At that time, I was taking 100 mgs of Thorazine a day, a low dose, but Thorazine is known to cause sunburn at any dose. At one time, I took a hefty dose of 1,300 mgs daily and I don’t recall sunburning to be exceptionally problematic. But now, at 600 mgs a day, I cannot even think of summer without immediately visualizing a burnt marshmallow. It seems to be the ideal dose for Helios to do his nasty work.
I have tried sunscreen. Most sunscreens, combined with Thorazine, make me burn worse, but I’ve found one kind that, if applied every couple of hours, is slightly more protective than bare skin.
I burn, and turn red, I burn and turn red like a red teacher’s pen. I burn with Thorazine longings, for a cool world, for an icy mountain stream that moves down my body, down my arms to my fingertips, past my buttocks, puddles gathering at my feet. I burn because I hate, and I burn because I’m embarrassed. I burn like the cigarette that slipped from my fingers one morning when I was too doped up on Thorazine to stay awake. I burn with the shame of having a mental illness occasionally, but mostly, I burn with the pride of having survived it all.
Today I purchased a quart bottle of flavored seltzer, and brought it home. Here is one of life’s little treats I enjoy every now and then that isn’t expensive but tastes as though it is, and is available at any supermarket. I refrigerated the seltzer for a time, then decided I would drink some of it, because I was thirsty; my medication certainly more thirsty than I was without medication, when I could endure entire days without even a sip of water; in fact, in those days I didn’t drink water at all–I drank milk and OJ in the morning, maybe a glass of diet soda at night, but now I drink water literally by the gallon. And here I was with my luxury: flavored Seltzer. Cold. Fizzy. To be opened with care, I remembered. And it’s a good thing I remembered, because seltzer, of all beverages, packs a wallop if opened carelessly. One can even sustain injury from such mishaps. A bottle of selzer is potential unrealized. There’s a lot locked up in it that hasn’t come out. So I opened it. Carefully. One crack at a time. One iota. A little more. A little more.

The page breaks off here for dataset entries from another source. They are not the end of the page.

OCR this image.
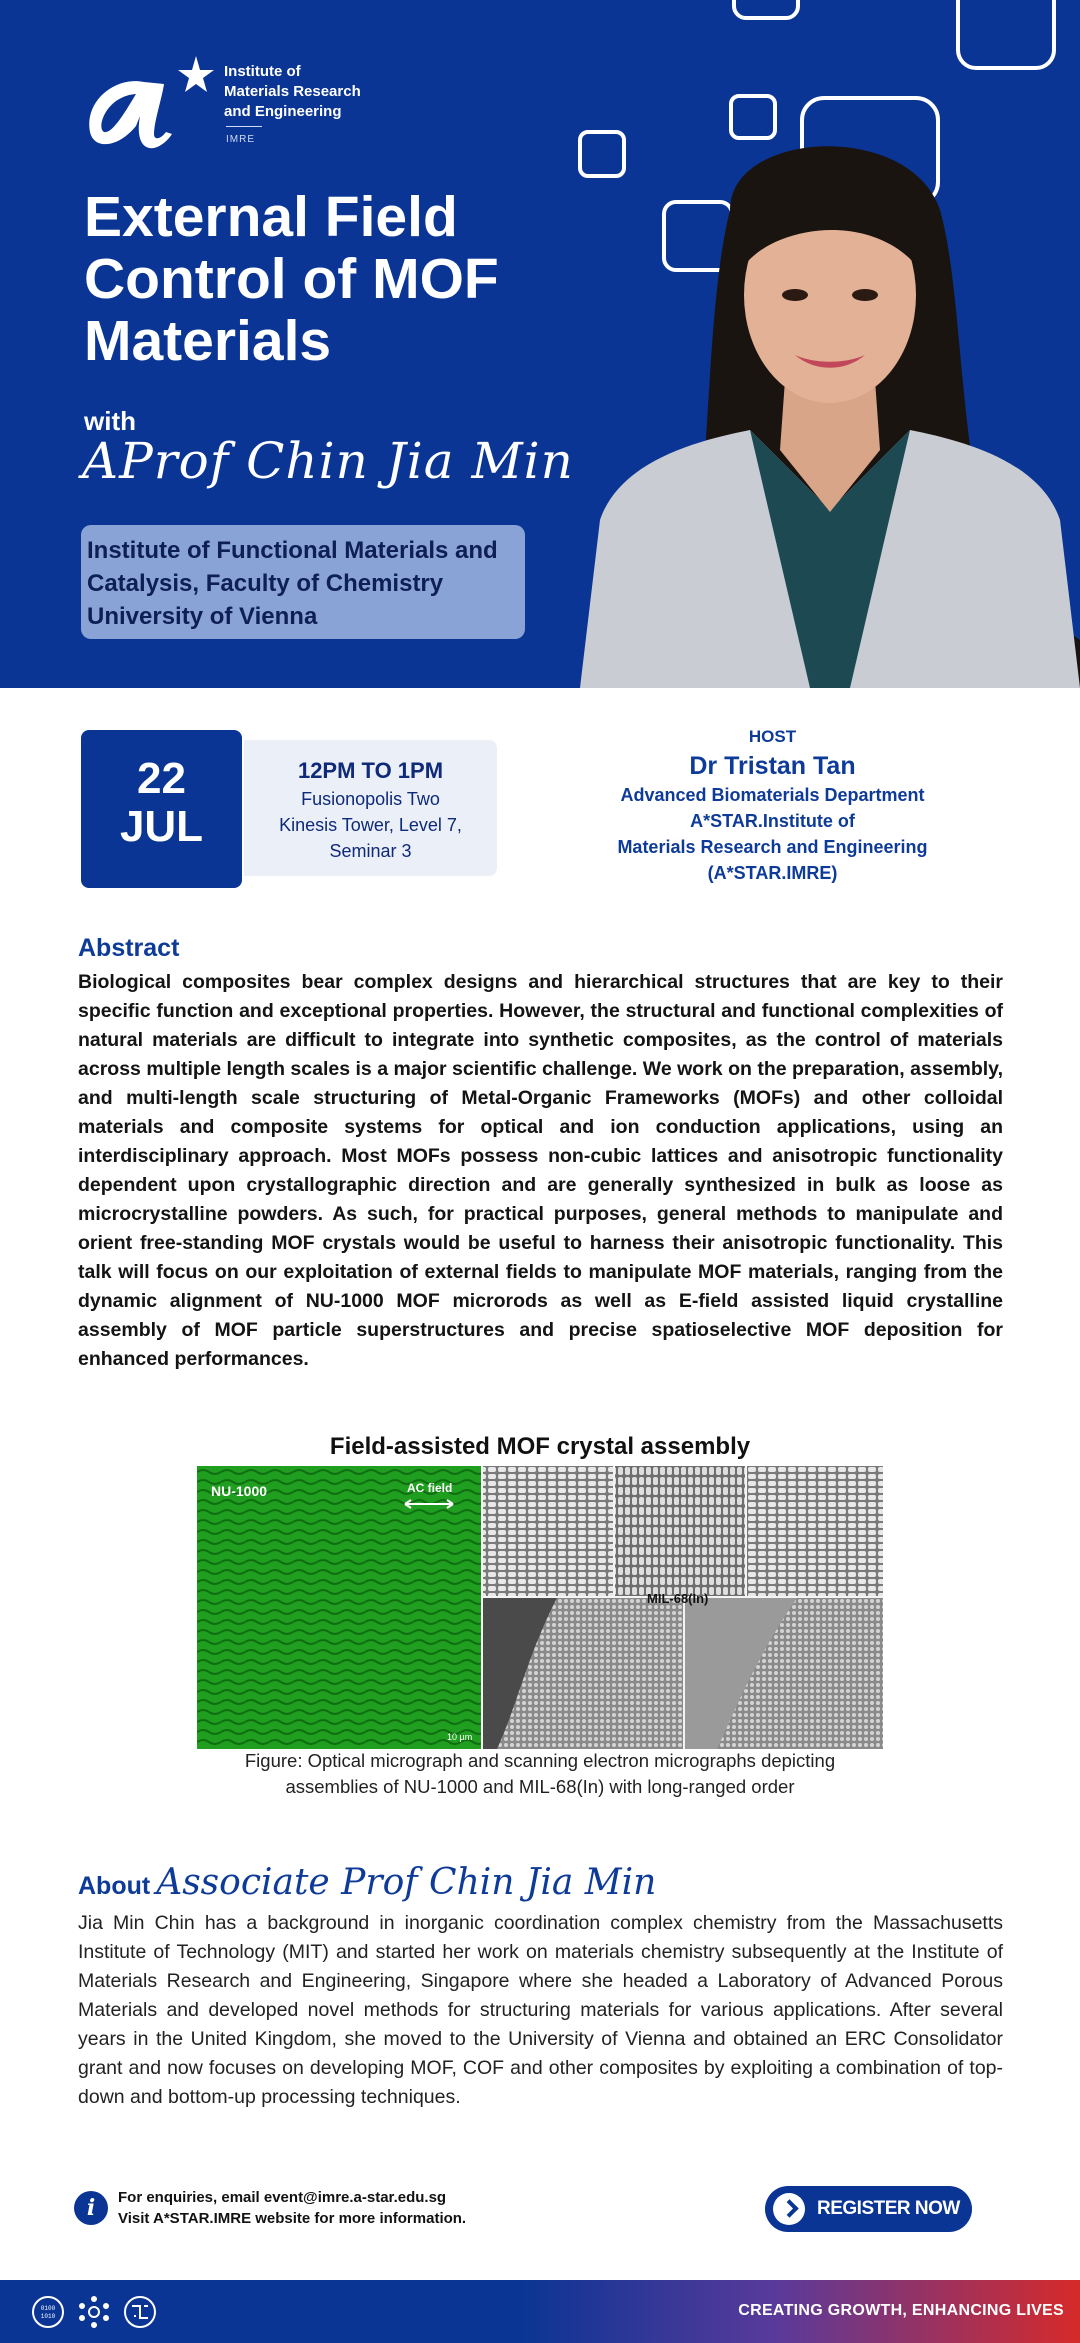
Institute of
Materials Research
and Engineering
IMRE
External Field Control of MOF Materials
with
AProf Chin Jia Min
Institute of Functional Materials and Catalysis, Faculty of Chemistry University of Vienna
22
JUL
12PM TO 1PM
Fusionopolis Two
Kinesis Tower, Level 7,
Seminar 3
HOST
Dr Tristan Tan
Advanced Biomaterials Department
A*STAR.Institute of
Materials Research and Engineering
(A*STAR.IMRE)
Abstract
Biological composites bear complex designs and hierarchical structures that are key to their specific function and exceptional properties. However, the structural and functional complexities of natural materials are difficult to integrate into synthetic composites, as the control of materials across multiple length scales is a major scientific challenge. We work on the preparation, assembly, and multi-length scale structuring of Metal-Organic Frameworks (MOFs) and other colloidal materials and composite systems for optical and ion conduction applications, using an interdisciplinary approach. Most MOFs possess non-cubic lattices and anisotropic functionality dependent upon crystallographic direction and are generally synthesized in bulk as loose as microcrystalline powders. As such, for practical purposes, general methods to manipulate and orient free-standing MOF crystals would be useful to harness their anisotropic functionality. This talk will focus on our exploitation of external fields to manipulate MOF materials, ranging from the dynamic alignment of NU-1000 MOF microrods as well as E-field assisted liquid crystalline assembly of MOF particle superstructures and precise spatioselective MOF deposition for enhanced performances.
Field-assisted MOF crystal assembly
NU-1000	AC field
10 µm
MIL-68(In)
Figure: Optical micrograph and scanning electron micrographs depicting
assemblies of NU-1000 and MIL-68(In) with long-ranged order
About Associate Prof Chin Jia Min
Jia Min Chin has a background in inorganic coordination complex chemistry from the Massachusetts Institute of Technology (MIT) and started her work on materials chemistry subsequently at the Institute of Materials Research and Engineering, Singapore where she headed a Laboratory of Advanced Porous Materials and developed novel methods for structuring materials for various applications. After several years in the United Kingdom, she moved to the University of Vienna and obtained an ERC Consolidator grant and now focuses on developing MOF, COF and other composites by exploiting a combination of top-down and bottom-up processing techniques.
i	For enquiries, email event@imre.a-star.edu.sg
Visit A*STAR.IMRE website for more information.	REGISTER NOW
0100
1010	CREATING GROWTH, ENHANCING LIVES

A little more–as the bubbles gradually rose and exited to the surface of the water like a caged, screaming fetus finally allowed out of the womb–until finally, I was able to unscrew the cap and remove it–and drink, right out of the bottle. Thorazine is like that; it acts as a buffer. It slows down the release so there won’t be an explosion of fizz. It ensures that there won’t be any dangerous messes. It cradles the bubbles gently and gradually, so I can drink, drink, drink. Without Thorazine, I’d have seltzer on the floor, as disorganized as my mind, and an empty bottle, without life, without hope.